Her Edward Red Mage series has been in development and revision for the whole time I’ve known her, and the first two books are finally out; she self-published for various reasons, and I think she made a smart move. In Cloak of Obscurity, the first book in the series, the protagonist isn’t conventionally attractive, clever, or special in any of the usual ways. He can drink a dwarf under the table, and eat as much as five dwarves at a time; he thinks he’s stupid, ugly, fat, and slow. But every time he turns around he’s saving someone’s life, solving a mystery, uncovering secrets, and generally drawing the attention of dukes, princes, kings, queens, and powerful mages. The ebook is available through Smashwords, and you can read a sample there. Take a look.
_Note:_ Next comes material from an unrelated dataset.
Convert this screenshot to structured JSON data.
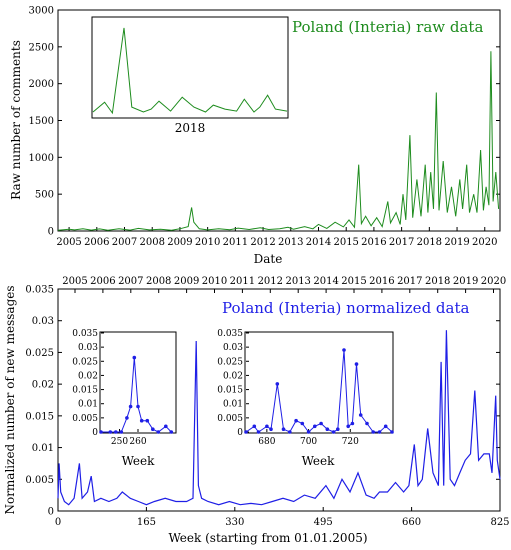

The followup volume, Queen Isabeau’s Book, develops Edward Red Mage further, giving him considerably more self-confidence and setting him against bigger and badder enemies with more at stake–the Queen’s life is in grave danger from an unknown enemy, and Edward is searching for the source of the threat, more than willing to risk his own life for the good of the kingdom. Edward also falls head over heels in love with a completely unsuitable young lady and learns rather a lot about Life In General thereby. I enjoyed the hell out of this book, and since I’ve been reading her work for years, I can tell you that the next book will slam things into even higher gear. I can’t wait to get to the editorial stage on that one!
For doll enthusiasts, Angela P. Wade also has a lovely array of doll clothing and patterns on her etsy page.
Moving to the younger end of the scale, I came across a couple of really fun kid’s books recently. Lisa M. Becker and illustrator Rachael Mahaffey teamed up on Have You Ever Seen…, which I found to be a very, very cute concept. For example: “Have you ever seen a crab call a cab? Have you ever seen a cow take a bow?” The illustrations are delightful, and I can definitely see reading this to a toddler with great results. Unfortunately the author doesn’t seem to have a solid social media presence or web site at this time, so the best I can do is direct you to the Amazon page to take a look at the book.
Mahaffey, however, does have more on tap than this one book; she also illustrated An Ordinary Toad’s Extraordinary Night, another charming kid’s book by author Joanne McGonagle. In Ordinary, a young toad wonders “whether his life would be more interesting had be been hatched a frog.” He sets out to ask his grandfather, and along the way discovers and delivers a lot of information about amphibians to the reader. It’s a fun read that educates even as it amuses. The difference in styles between the two books is remarkable; one is very watercolor-blurry, the other more cartoonish in its clear lines and sharp colors. I liked them both, and I had fun browsing through McGonagle’s portfolio online. If you’re looking for a children’s book illustrator, she’s definitely a good name to look up.
I’m going to close out there; I think I’ve added enough to your TBR list for one day! If you do take any of the above suggestions, please also remember that the best gift you can possibly give an author is a review. Post on Goodreads or B&N*, Facebook, Twitter–tell your friends, get others to read the book as well!
Now go forth–Read and Enjoy!
* I’ve stopped recommending Amazon as a place to leave reviews because it’s put some really absurd restrictions into place that have directly hurt authors. For more details on that, check out Anne R Allen’s blog post on the topic.